A few good things happened my senior year, twinkling stars amid the tragedies that blackened the town and the betrayal that crushed my heart.

To anyone else, they may have looked like silly, trivial things, but I held onto their beauty, treasuring them the way I remembered little Preston Darling picking wild daisies like they were as good as any other flowers and not weeds.

Sometimes, you had to look for the beauty in the weeds.

The first thing that happened was that I started gaining more followers on my account on The Tea app.

I reused the pink song on several videos showing my outfits, and one that featured me and Peanut wearing matching outfits went viral.

I woke up one day to hundreds of shares, thousands of comments, and millions of views.

Thanks to the stellar acoustics in my walk-in closet, people were making their own videos with the song, too.

It was one of those things that hit with the right combination of timing and luck.

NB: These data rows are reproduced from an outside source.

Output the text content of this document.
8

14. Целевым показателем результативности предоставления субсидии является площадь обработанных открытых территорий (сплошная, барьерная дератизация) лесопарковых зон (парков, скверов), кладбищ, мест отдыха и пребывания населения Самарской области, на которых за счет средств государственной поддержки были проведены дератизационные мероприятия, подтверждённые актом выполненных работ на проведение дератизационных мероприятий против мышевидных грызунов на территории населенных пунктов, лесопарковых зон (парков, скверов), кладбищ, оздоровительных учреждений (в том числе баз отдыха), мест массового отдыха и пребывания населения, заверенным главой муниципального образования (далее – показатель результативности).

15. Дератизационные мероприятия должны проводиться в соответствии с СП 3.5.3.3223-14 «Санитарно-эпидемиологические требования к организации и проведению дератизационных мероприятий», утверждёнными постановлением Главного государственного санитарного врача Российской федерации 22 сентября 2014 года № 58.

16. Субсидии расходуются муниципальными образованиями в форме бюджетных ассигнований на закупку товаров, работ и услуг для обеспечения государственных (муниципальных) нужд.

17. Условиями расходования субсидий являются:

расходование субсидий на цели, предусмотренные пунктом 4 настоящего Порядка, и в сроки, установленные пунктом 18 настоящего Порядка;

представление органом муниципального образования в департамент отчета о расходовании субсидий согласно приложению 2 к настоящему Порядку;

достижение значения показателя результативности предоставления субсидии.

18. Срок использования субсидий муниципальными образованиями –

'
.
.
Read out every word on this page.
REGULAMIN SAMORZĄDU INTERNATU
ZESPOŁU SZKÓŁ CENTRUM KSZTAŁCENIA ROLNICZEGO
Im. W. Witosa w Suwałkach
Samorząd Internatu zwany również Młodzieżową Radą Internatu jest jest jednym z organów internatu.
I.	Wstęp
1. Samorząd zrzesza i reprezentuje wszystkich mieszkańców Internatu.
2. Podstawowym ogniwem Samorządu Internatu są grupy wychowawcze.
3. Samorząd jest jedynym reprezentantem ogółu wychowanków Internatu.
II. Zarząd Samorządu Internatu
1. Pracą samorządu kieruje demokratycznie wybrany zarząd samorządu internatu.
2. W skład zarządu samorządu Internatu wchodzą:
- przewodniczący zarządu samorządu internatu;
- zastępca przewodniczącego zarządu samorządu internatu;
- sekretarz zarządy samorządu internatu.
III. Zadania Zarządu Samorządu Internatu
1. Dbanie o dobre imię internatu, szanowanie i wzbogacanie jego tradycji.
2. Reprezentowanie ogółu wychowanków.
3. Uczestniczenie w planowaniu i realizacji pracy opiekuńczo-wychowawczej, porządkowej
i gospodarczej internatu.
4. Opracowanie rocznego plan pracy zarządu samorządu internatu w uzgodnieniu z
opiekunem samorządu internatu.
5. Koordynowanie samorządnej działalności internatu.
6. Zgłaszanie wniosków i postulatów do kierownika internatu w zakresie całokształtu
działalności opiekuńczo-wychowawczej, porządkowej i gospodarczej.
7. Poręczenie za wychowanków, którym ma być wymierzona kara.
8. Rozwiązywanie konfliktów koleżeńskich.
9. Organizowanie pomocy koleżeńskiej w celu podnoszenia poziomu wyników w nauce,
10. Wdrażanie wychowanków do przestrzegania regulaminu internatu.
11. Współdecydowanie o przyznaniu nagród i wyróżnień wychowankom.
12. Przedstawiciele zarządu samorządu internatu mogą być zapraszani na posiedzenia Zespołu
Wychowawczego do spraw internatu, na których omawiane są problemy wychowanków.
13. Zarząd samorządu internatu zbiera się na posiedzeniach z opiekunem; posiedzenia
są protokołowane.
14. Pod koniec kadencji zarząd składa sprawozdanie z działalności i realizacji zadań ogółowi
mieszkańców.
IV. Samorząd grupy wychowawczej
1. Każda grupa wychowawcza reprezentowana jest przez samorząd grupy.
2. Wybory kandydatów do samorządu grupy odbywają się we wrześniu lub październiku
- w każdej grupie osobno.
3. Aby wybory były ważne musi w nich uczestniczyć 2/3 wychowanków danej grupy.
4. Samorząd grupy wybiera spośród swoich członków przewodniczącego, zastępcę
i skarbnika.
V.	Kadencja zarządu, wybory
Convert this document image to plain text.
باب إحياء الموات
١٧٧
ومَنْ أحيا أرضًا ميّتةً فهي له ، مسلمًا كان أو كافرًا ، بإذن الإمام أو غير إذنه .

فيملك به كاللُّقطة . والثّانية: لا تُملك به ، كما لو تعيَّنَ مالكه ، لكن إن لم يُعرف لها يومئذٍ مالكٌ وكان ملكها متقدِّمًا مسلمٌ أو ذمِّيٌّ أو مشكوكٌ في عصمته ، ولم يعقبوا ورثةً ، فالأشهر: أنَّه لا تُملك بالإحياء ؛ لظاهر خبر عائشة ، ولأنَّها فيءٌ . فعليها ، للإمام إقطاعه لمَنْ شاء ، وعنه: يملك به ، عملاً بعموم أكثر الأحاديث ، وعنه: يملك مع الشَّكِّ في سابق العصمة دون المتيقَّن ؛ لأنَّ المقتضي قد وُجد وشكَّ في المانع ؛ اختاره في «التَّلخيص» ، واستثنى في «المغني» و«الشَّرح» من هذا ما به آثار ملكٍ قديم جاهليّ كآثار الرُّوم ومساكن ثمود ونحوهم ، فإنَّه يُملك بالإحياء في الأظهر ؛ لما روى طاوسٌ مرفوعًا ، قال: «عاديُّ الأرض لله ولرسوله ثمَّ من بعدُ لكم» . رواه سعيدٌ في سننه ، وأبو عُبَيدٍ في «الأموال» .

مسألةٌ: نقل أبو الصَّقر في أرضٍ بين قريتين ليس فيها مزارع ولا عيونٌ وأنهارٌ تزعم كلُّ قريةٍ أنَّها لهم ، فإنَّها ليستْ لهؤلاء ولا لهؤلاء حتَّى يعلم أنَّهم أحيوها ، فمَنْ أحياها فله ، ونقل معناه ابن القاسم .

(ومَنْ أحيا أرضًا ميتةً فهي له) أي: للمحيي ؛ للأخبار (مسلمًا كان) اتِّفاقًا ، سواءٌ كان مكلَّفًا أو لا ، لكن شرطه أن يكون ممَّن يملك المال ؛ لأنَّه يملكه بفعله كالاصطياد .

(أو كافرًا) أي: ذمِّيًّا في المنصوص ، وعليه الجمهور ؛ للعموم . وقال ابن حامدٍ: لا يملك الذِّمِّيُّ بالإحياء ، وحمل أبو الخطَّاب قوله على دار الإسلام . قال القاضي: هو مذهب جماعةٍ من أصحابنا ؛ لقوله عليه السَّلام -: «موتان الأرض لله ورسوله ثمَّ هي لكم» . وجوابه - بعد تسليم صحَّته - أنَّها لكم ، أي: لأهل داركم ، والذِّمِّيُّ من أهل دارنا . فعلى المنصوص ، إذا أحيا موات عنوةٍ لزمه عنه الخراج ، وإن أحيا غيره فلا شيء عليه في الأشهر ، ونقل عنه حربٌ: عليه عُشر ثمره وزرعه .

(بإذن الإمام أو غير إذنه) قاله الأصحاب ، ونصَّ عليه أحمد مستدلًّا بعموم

People were posting their degrees from Georgetown and Yale with their long fake nails; their pink headers for the businesses they’d started themselves; even a few pink trucks, though none quite the color Dad had chosen when he bought me the truck for my sweet sixteen.

Of course there were tons of nasty comments, mostly because I had equated watching baseball to the Bachelor, but there were lots of nice ones, too.

It made me feel good, a tiny bright spot when everything else in my life seemed to be on a slow and steady downward trend.

So I started posting regularly and made a few more songs that people also picked up.

That happened just after Crystal and Devlin disappeared.

We’d become fast friends, and even though that made it doubly devastating when she and Devlin disappeared, she also brought me and my little cousin Dixie together.

I was glad I had someone, even someone I didn’t know well, rather than being completely alone.

Because we hadn’t just lost Devlin into the river that night. We’d lost all the Darlings.

With only Colt left to defend the throne, the Darlings were no longer reigning kings at school. He was too stunned by grief after Devlin’s disappearance to put up much of a fight, and within a month, he’d conceded to the Dolces. He stopped coming to the café for lunch, and I rarely saw him anymore.

Preston tried to come back after spring break, but with his face the way it was, there was no way.

It wasn’t just that he would never be popular.

People couldn’t help but stare. It was human nature to be curious about something so different, shocked even.

And the Dolce boys constantly harassed and provoked him, waving things on his blind side and calling him all manner of despicable names.

Even though everyone was probably as horrified as I was, no one stood up for him.

They went along with the Dolces when they labeled him the school scum.

The fact that he’d gone from untouchable royalty to an untouchable leper in a matter of months made everyone wary and uncomfortable.

After all, if their kings could fall so far so fast, what would it take to ruin the commoners?

Devlin was dead. Colt ate lunch on the bleachers every day.

Preston was a scarred, half blind, shell of the man he’d been.

After a few days, he started eating outside with Colt.

I joined them, but nothing could get through Preston’s wall of despair.

Sometimes, I wondered what would have happened if I’d said yes that day in the hospital.

But mostly, I tried not to think about it.

Preston needed something much bigger than a girlfriend.

A month after returning, he dropped out of school to take his classes online for the rest of the year.

I finished out senior year, cried buckets at graduation, and skipped the parties.

I knew I was lucky—unbelievably, Destiny-in-life-level-lucky—to have walked out of that place as unscathed as I was.

Considering my close ties to the Darlings and the fact that the Dolces regarded me with suspicion since I’d been close with Crystal before her disappearance, I knew it could have been so much worse.

I was alive, uninjured, and thanking the lord on my knees each night that after completing a course of antibiotics to make sure I was healthy after hooking up with the Dolce twins, I had walked away without a scratch.